Location Estimation Using Detected and Predicted Signals
Find Innovative SolutionsGenerate Solutions
Solution Overview
Problem
Existing wireless device location determination methods using signal characteristics from access points are prone to inaccuracies due to signal anomalies and environmental factors, leading to unreliable location estimates.
Innovation Solution
A method that combines detected current location calculations based on signal strength indicators with predicted current locations using heuristic data and a priori knowledge of the environment, such as floor plans and user access privileges, to generate a more accurate estimated current location by averaging or weighting detected and predicted locations.

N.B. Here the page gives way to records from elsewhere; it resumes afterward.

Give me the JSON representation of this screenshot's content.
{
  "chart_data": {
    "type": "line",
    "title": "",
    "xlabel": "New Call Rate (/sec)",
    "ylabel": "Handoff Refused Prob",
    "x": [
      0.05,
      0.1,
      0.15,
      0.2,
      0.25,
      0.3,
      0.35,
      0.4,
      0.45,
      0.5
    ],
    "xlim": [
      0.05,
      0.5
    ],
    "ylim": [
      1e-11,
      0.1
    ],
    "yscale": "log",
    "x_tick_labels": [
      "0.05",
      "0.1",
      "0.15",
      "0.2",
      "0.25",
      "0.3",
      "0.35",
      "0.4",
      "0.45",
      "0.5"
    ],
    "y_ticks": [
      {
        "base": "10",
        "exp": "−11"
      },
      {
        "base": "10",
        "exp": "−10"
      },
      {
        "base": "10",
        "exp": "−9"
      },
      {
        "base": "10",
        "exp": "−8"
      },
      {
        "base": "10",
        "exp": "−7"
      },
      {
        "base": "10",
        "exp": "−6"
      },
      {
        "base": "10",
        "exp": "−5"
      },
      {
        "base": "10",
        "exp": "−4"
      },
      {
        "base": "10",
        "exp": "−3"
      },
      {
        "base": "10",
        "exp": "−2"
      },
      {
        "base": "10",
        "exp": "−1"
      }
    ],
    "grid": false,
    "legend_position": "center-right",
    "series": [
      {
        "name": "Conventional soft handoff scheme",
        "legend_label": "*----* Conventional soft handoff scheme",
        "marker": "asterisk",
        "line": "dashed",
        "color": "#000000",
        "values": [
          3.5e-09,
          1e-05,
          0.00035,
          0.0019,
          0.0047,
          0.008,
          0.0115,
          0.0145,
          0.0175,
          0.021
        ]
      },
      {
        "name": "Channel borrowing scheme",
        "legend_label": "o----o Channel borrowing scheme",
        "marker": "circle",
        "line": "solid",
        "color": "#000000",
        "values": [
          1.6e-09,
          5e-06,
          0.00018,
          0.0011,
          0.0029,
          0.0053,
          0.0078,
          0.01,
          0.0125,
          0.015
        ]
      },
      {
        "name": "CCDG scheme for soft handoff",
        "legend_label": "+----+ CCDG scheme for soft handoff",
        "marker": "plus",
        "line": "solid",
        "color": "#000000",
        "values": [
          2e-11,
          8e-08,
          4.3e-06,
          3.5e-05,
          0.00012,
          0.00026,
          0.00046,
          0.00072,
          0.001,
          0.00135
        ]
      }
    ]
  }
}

Engineering Contradictions & Design Principles
Engineering Contradiction Analysis
1Measurement precision
If location is determined using signal characteristics from access points, then location estimation can be obtained, but accuracy is reduced due to signal anomalies and environmental factors
Solution Approach 1:
The patent introduces predicted location as an intermediary element that mediates between the detected location (from signal characteristics) and the final location estimate. The predicted location, derived from heuristic data and a priori environmental knowledge, acts as a reference or mediator to correct anomalies in the detected location, thereby improving both accuracy and reliability of the final location estimate.
Solution Approach 2:
The system implements feedback by comparing the detected location with the predicted location and using this comparison to adjust the final location estimate. The predicted location serves as a feedback mechanism that provides information about expected location based on environmental knowledge, allowing the system to correct deviations caused by signal anomalies and improve measurement precision.
2Measurement precision
If only detected location from signal strength is used, then calculation is simple, but location accuracy deteriorates due to detection errors
Solution Approach 1:
The patent applies preliminary action by pre-computing and storing heuristic data and a priori knowledge about the environment (such as floor plans, access point locations, and typical signal propagation patterns) before actual location determination is needed. This preliminary preparation enables the system to quickly generate predicted location without complex real-time calculations, thereby improving accuracy without proportionally increasing system complexity.
Solution Approach 2:
The location determination process is segmented into distinct components: detected location calculation (from signal strength), predicted location calculation (from heuristic data and environmental knowledge), and final estimate generation (combining both). This segmentation allows each component to be optimized independently, maintaining relative simplicity while improving overall accuracy through the combination of multiple simpler calculations.
3Reliability
If predicted location using heuristic data is used alone, then environmental factors are considered, but detection errors cannot be compensated without detected location data
Solution Approach 1:
The patent merges two complementary approaches: detected location (which provides real-time measurement but is susceptible to signal anomalies) and predicted location (which provides environmental context and robustness but lacks real-time accuracy). By combining these two sources of location information, the system achieves both robustness to environmental factors and measurement precision, as each component compensates for the weaknesses of the other.
Data Source
AI summary
A system and method is described that computes an estimated current location for a client device based on both the detected current location and the predicted current location of the client device. By utilizing the predicted current location, the system and method may account for and compensate for anomalies and inaccuracies in the detected current location. Accordingly, the system and method provides a more accurate estimation for the current location of the client device based on examination of heuristics and a priori environmental data. In particular, the system and method compensates for detected locations that are impossible or improbable based on previous locations of the client device, the layout of the environment in which the client device is traversing, data describing the user of the client device, and/or data describing the client device.